More than half a million people file for bankruptcy each year in Ohio and around the country because they have medical bills they cannot afford to pay or encountered financial difficulties after an illness or injury prevented them from working. That was just one of the discoveries academics made when they studied personal bankruptcies filed between 2016 and 2019. Researchers also noticed that about two-thirds of the Chapter 7 and Chapter 13 bankruptcy filings in the United States are linked to medical issues and debt.
The study, which was published in 2019 in the American Journal of Public Health, also reveals that many of the Americans who seek debt relief because of medical debt had health insurance coverage when they were injured or got sick. However, they quickly learned that the affordable policies they purchased or the coverage they received from their employers did not pay all of the costs of the treatment they needed.
The Affordable Care Act
When lawmakers passed the Affordable Care Act in 2010, one of their primary goals was reducing the number of medical debt-related bankruptcies. The results of the 2019 study suggest that the landmark law has been a failure in this regard as the percentage of the Chapter 7 and Chapter 13 petitions linked to health issues has actually risen in recent years. The problem is that most Americans do not earn enough to put money aside to cover unexpected bills like health care costs. When a personal finance website surveyed consumers about their savings, only four in 10 of the respondents said that they could pay an unforeseen $1,000 expense without using credit cards or borrowing from family members of friends.

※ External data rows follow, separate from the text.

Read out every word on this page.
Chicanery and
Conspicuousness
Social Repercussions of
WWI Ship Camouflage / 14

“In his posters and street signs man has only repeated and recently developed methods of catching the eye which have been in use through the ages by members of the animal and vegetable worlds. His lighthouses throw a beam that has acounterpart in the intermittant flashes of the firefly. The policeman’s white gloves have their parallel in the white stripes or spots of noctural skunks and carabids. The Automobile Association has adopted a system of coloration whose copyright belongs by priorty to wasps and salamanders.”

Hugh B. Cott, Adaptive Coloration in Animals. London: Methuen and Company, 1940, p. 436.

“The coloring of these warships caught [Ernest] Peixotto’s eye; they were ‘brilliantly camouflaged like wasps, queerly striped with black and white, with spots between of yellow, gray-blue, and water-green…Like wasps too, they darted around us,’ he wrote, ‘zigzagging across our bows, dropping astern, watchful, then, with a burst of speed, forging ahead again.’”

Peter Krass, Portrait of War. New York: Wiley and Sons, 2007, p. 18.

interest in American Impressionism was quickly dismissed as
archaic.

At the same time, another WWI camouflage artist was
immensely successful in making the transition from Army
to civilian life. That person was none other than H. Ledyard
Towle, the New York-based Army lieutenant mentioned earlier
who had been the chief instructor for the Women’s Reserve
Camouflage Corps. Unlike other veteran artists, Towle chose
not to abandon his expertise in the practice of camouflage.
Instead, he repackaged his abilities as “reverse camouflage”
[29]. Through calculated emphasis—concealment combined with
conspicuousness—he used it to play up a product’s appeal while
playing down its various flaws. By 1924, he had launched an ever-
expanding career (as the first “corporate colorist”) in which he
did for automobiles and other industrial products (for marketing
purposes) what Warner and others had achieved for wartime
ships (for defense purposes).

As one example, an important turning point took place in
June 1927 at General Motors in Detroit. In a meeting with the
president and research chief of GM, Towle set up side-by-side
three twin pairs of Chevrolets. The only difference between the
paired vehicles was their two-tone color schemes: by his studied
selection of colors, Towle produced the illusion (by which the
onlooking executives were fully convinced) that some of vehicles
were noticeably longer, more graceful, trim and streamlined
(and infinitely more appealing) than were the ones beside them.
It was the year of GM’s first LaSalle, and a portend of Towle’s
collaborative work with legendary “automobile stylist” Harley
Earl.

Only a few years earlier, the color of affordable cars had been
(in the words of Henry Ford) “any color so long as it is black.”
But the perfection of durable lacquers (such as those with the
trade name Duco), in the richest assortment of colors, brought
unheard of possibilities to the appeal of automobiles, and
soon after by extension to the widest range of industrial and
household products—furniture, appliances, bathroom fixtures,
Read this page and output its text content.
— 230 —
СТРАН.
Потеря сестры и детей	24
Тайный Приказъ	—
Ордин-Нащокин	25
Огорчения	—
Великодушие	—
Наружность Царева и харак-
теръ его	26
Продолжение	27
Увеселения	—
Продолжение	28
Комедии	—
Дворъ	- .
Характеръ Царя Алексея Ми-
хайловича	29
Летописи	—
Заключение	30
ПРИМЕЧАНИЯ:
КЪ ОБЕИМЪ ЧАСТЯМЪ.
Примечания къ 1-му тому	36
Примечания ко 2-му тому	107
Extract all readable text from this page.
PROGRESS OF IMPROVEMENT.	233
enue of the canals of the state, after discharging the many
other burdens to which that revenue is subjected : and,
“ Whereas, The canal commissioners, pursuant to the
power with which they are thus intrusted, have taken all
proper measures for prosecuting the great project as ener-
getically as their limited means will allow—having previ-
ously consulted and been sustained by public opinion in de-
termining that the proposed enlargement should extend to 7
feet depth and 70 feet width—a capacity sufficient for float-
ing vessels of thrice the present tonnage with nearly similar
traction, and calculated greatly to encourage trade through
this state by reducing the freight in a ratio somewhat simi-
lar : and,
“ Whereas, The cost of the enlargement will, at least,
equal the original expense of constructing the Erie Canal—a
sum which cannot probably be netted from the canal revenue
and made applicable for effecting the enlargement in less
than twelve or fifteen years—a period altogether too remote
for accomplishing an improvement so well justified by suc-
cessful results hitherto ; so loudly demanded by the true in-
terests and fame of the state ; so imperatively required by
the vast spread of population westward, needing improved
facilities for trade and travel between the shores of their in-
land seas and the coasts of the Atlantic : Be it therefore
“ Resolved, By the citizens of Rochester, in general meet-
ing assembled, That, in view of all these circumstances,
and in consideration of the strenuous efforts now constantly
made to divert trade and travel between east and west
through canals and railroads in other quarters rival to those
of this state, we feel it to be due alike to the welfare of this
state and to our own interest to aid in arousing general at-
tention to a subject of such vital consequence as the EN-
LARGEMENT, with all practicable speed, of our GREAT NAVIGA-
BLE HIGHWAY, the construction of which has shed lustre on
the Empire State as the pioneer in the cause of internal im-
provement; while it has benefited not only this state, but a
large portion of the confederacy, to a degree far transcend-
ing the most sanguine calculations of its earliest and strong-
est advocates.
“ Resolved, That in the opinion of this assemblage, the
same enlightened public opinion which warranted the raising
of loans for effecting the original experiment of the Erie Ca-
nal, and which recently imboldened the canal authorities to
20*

Bankruptcy myths and automatic stays
If you are struggling with a financial situation that is likely to get worse rather than better, an attorney with experience in this area could explain how filing for bankruptcy could give you an opportunity to make a fresh start. An attorney could also dispel the myths surrounding bankruptcy and mention that the automatic stay that is issued when a Chapter 7 or Chapter 13 petition is filed orders creditors to cease their collection efforts and stops debt-related wage garnishments and litigation.